Le seigneur son époux se mit debout et leva les bras. « Grands Maîtres ! Ma reine est venue ce jour, afin de manifester son amour envers vous, son peuple. De par sa grâce et avec sa permission, je vous accorde à présent l’art de la mort. Meereen ! Fais entendre à la reine Daenerys ton amour ! »

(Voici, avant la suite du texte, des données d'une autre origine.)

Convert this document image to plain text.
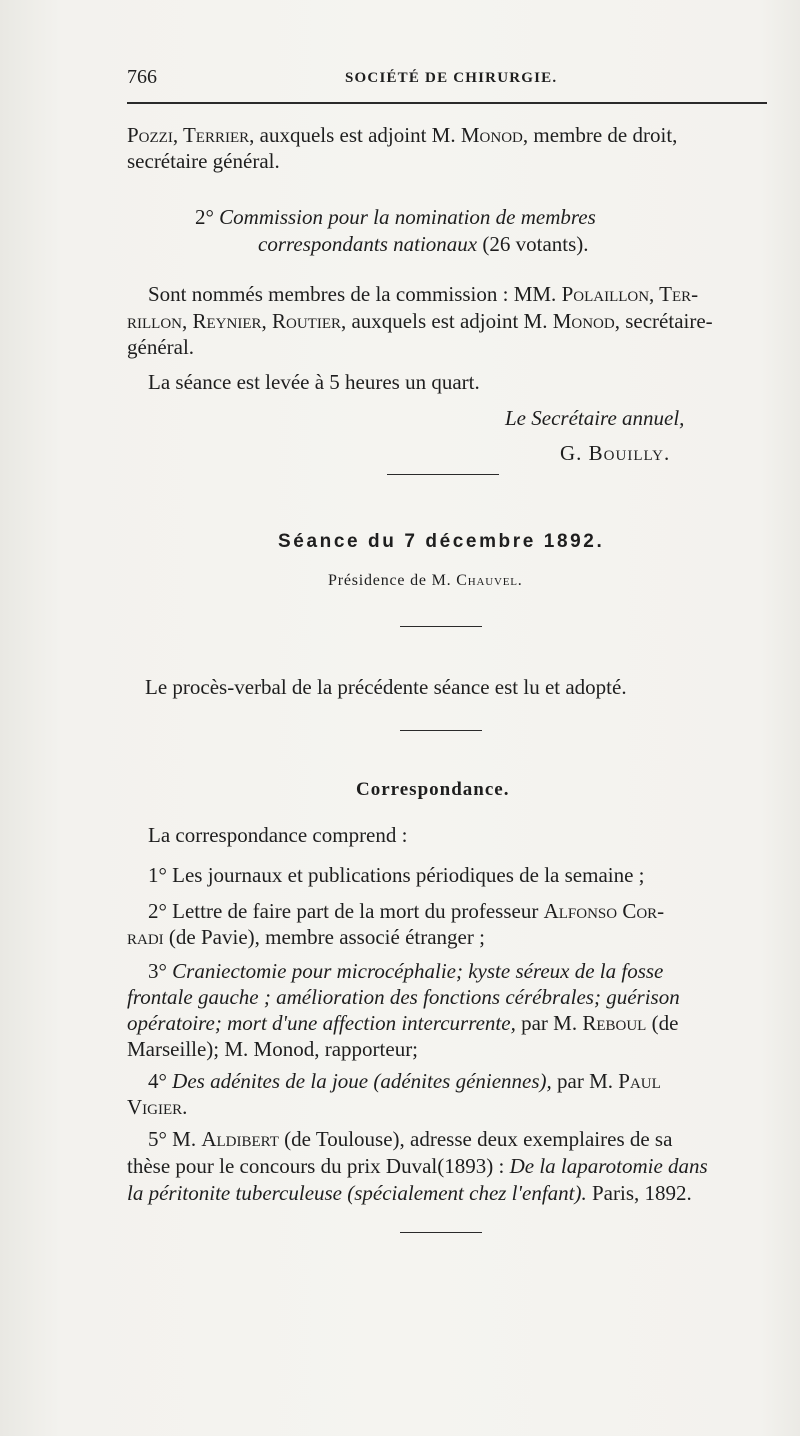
766	SOCIÉTÉ DE CHIRURGIE.
Pozzi, Terrier, auxquels est adjoint M. Monod, membre de droit,
secrétaire général.
2° Commission pour la nomination de membres
correspondants nationaux (26 votants).
Sont nommés membres de la commission : MM. Polaillon, Ter-
rillon, Reynier, Routier, auxquels est adjoint M. Monod, secrétaire-
général.
La séance est levée à 5 heures un quart.
Le Secrétaire annuel,
G. Bouilly.
Séance du 7 décembre 1892.
Présidence de M. Chauvel.
Le procès-verbal de la précédente séance est lu et adopté.
Correspondance.
La correspondance comprend :
1° Les journaux et publications périodiques de la semaine ;
2° Lettre de faire part de la mort du professeur Alfonso Cor-
radi (de Pavie), membre associé étranger ;
3° Craniectomie pour microcéphalie; kyste séreux de la fosse
frontale gauche ; amélioration des fonctions cérébrales; guérison
opératoire; mort d'une affection intercurrente, par M. Reboul (de
Marseille); M. Monod, rapporteur;
4° Des adénites de la joue (adénites géniennes), par M. Paul
Vigier.
5° M. Aldibert (de Toulouse), adresse deux exemplaires de sa
thèse pour le concours du prix Duval(1893) : De la laparotomie dans
la péritonite tuberculeuse (spécialement chez l'enfant). Paris, 1892.
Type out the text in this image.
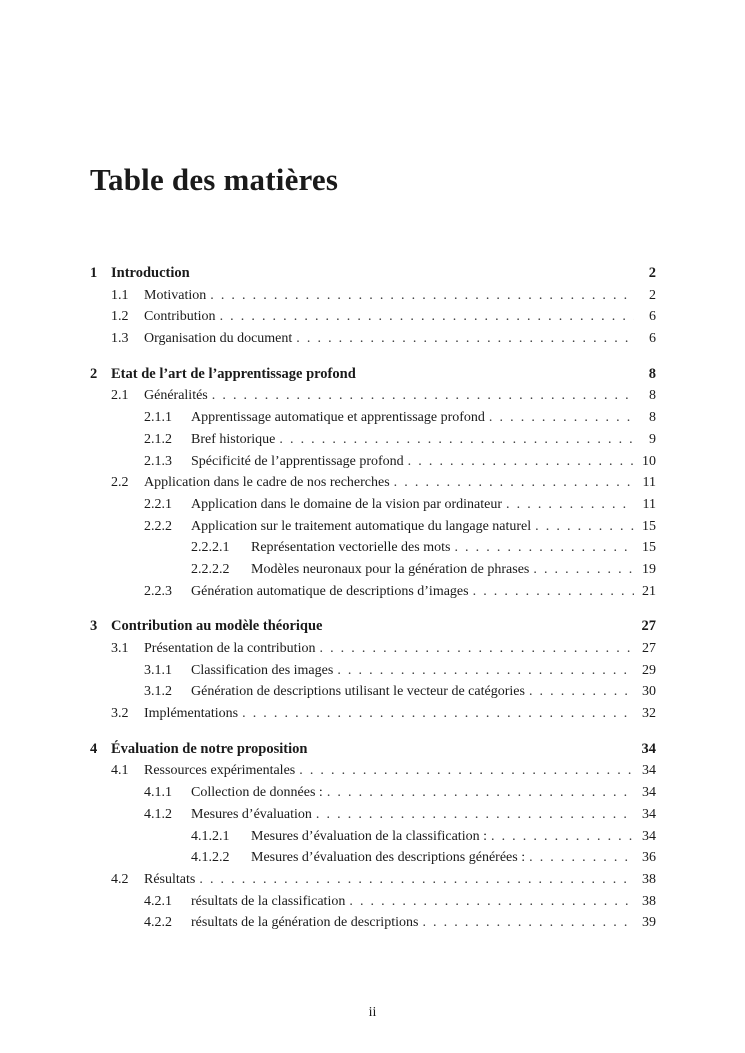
Table des matières
1 Introduction	2
1.1	Motivation . . .	2
1.2	Contribution . . .	6
1.3	Organisation du document . . .	6
2 Etat de l’art de l’apprentissage profond	8
2.1	Généralités . . .	8
2.1.1	Apprentissage automatique et apprentissage profond . . .	8
2.1.2	Bref historique . . .	9
2.1.3	Spécificité de l’apprentissage profond . . .	10
2.2	Application dans le cadre de nos recherches . . .	11
2.2.1	Application dans le domaine de la vision par ordinateur . . .	11
2.2.2	Application sur le traitement automatique du langage naturel . . .	15
2.2.2.1	Représentation vectorielle des mots . . .	15
2.2.2.2	Modèles neuronaux pour la génération de phrases . . .	19
2.2.3	Génération automatique de descriptions d’images . . .	21
3 Contribution au modèle théorique	27
3.1	Présentation de la contribution . . .	27
3.1.1	Classification des images . . .	29
3.1.2	Génération de descriptions utilisant le vecteur de catégories . . .	30
3.2	Implémentations . . .	32
4 Évaluation de notre proposition	34
4.1	Ressources expérimentales . . .	34
4.1.1	Collection de données : . . .	34
4.1.2	Mesures d’évaluation . . .	34
4.1.2.1	Mesures d’évaluation de la classification : . . .	34
4.1.2.2	Mesures d’évaluation des descriptions générées : . . .	36
4.2	Résultats . . .	38
4.2.1	résultats de la classification . . .	38
4.2.2	résultats de la génération de descriptions . . .	39
ii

Dix mille gorges rugirent leurs remerciements ; puis vingt mille ; puis toutes. Ils ne scandaient pas son nom, que peu d’entre eux auraient su prononcer. En vérité, ils criaient « Mère ! ». Dans l’ancienne langue morte de Ghis, cela se disait Mhysa. Ils tapèrent des pieds, se claquèrent le ventre et hurlèrent : « Mhysa, Mhysa, Mhysa » jusqu’à ce que l’arène tout entière semblât trembler. Daenerys laissa le bruit déferler sur elle. Je ne suis pas votre mère, aurait-elle pu leur hurler en retour, je suis celle de vos esclaves, de chaque enfant qui a jamais péri sur ces sables tandis que vous vous gorgiez de sauterelles au miel. Derrière elle, Reznak se pencha pour lui souffler à l’oreille : « Votre Magnificence, entendez comme ils vous aiment ! »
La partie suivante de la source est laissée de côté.